Established pharmacologic treatments for PHN and DPN include tricyclic antidepressants (TCAs), controlled-release opioids, topical lignocaine and the GABA (gamma-aminobutyric acid) analogues.

According to a new study by Dr. Philip J. Siddall, Pain Management Research Institute, University of Sydney at Royal North Shore Hospital, Australia, and colleagues, the efficacy of pregabalin in reducing pain and improving the sleep of patients with non-progressive, traumatic spinal cord injury is unaffected by commonly prescribed co-medications. They observed that use of the compound was associated with rapid (by week 1) improvement of central neuropathic pain and related sleep interference that persisted to end point regardless of concomitant use of TCAs, opioids, muscle relaxants (MRs) or benzodiazepines (BZDs).

Participants who received placebo plus TCAs or opioids showed worsening of pain and sleep behaviour, while those on placebo plus MRs or BZDs showed improvements no better than on placebo alone. With concomitant pregabalin and antiepileptic drugs, there were improvements in both pain and sleep, but they were not statistically significant. In the study, patients were randomized to placebo (n=67) or active treatment flexibly dosed from 150 to 600 mg/day (n=70) and studied for 12 weeks.

Similarly, with fibromyalgia, which is a difficult condition to treat, adding pregabalin to the atypical antipsychotic quetiapine improved pain control and quality of life, according to a small trial (n=19) presented by Dr. Rodriguez-Lopez, Institute of Neurosciences, University of Granada, Spain.

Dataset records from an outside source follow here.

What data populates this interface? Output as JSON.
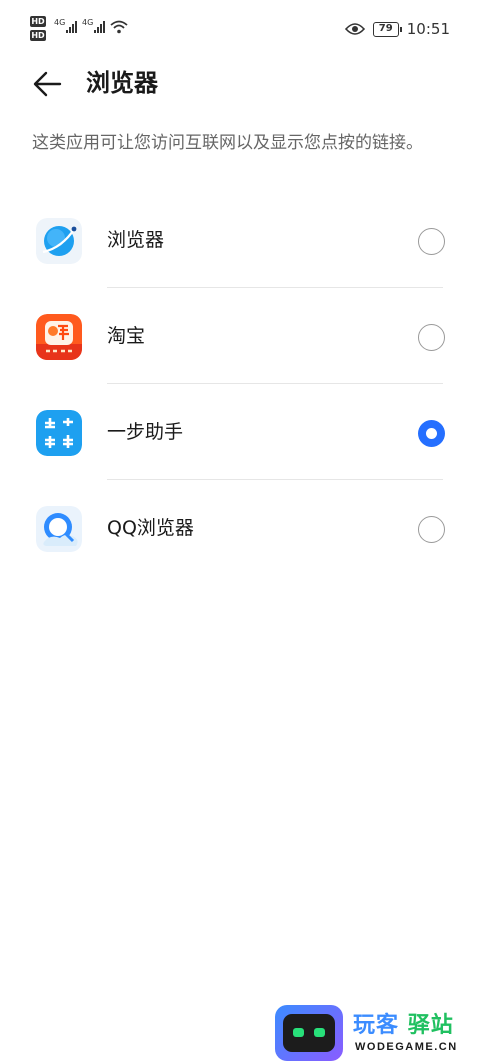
{
  "status_bar": {
    "hd_label": "HD",
    "network_label": "4G",
    "battery_level": "79",
    "time": "10:51"
  },
  "header": {
    "title": "浏览器"
  },
  "description": "这类应用可让您访问互联网以及显示您点按的链接。",
  "apps": [
    {
      "name": "浏览器",
      "icon": "huawei-browser-icon",
      "selected": false
    },
    {
      "name": "淘宝",
      "icon": "taobao-icon",
      "selected": false
    },
    {
      "name": "一步助手",
      "icon": "yibu-assistant-icon",
      "selected": true
    },
    {
      "name": "QQ浏览器",
      "icon": "qq-browser-icon",
      "selected": false
    }
  ],
  "watermark": {
    "title_a": "玩客",
    "title_b": "驿站",
    "domain": "WODEGAME.CN"
  },
  "colors": {
    "accent": "#256fff",
    "text_primary": "#1a1a1a",
    "text_secondary": "#666666",
    "divider": "#e6e6e6"
  }
}
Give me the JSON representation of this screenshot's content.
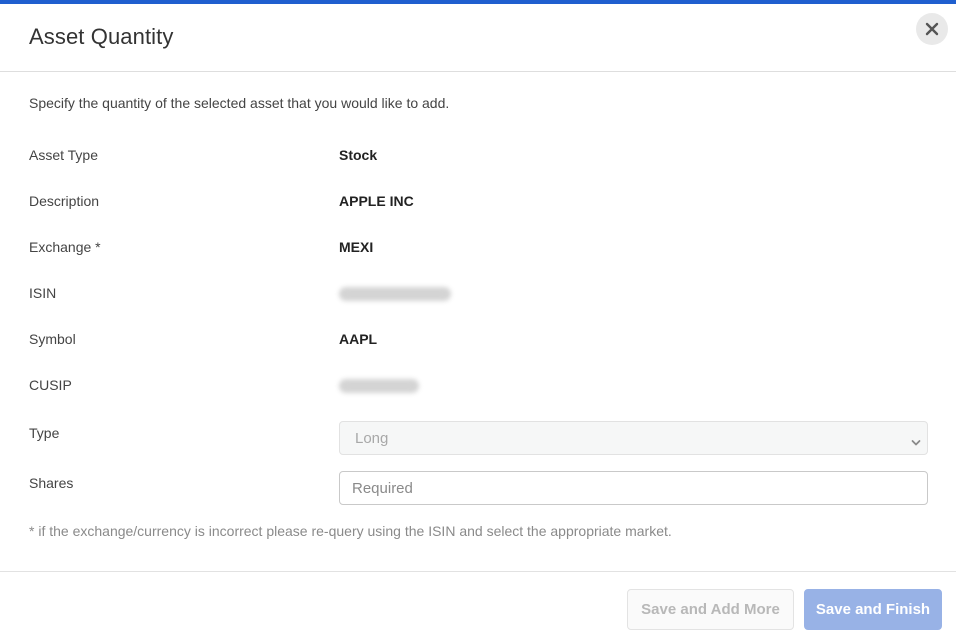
{
  "dialog": {
    "title": "Asset Quantity",
    "close_icon": "close-icon",
    "instruction": "Specify the quantity of the selected asset that you would like to add."
  },
  "fields": {
    "asset_type": {
      "label": "Asset Type",
      "value": "Stock"
    },
    "description": {
      "label": "Description",
      "value": "APPLE INC"
    },
    "exchange": {
      "label": "Exchange *",
      "value": "MEXI"
    },
    "isin": {
      "label": "ISIN"
    },
    "symbol": {
      "label": "Symbol",
      "value": "AAPL"
    },
    "cusip": {
      "label": "CUSIP"
    },
    "type": {
      "label": "Type",
      "selected": "Long"
    },
    "shares": {
      "label": "Shares",
      "placeholder": "Required"
    }
  },
  "footnote": "* if the exchange/currency is incorrect please re-query using the ISIN and select the appropriate market.",
  "footer": {
    "save_add_more_label": "Save and Add More",
    "save_finish_label": "Save and Finish"
  },
  "colors": {
    "accent": "#1f5fcf",
    "primary_button_disabled": "#98b2e6"
  }
}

Generalized anxiety disorder is often a feature of spinal cord injury. In the same cohort of patients as in the Pain Management Research Institute mentioned above, Dr. Teresa Griesing and colleagues, New York, demonstrated that pregabalin effectively treated patients with central neuropathic pain associated with spinal cord injury, regardless of the presence of anxiety symptoms. Active treatment was associated with a significant decrease in the Hospital Anxiety and Depression Scale-Anxiety Subscale score from baseline to end point, suggesting an improvement in anxiety associated with spinal cord injury.

Summary

With the advent of functional dimensions of diagnostic techniques such as nuclear magnetic resonance, positron emission tomography and electro-encephalograms, never before has so much been known of the effects of agents on the brain and nervous system, while the complex sensory response that is pain can now be dissected into its constituents by means of quantitative sensory testing. Taken together, many clinicians believe that these advances are helping to design emerging compounds and may mean more effective treatment of neuropathic pain in the future by individualizing treatment.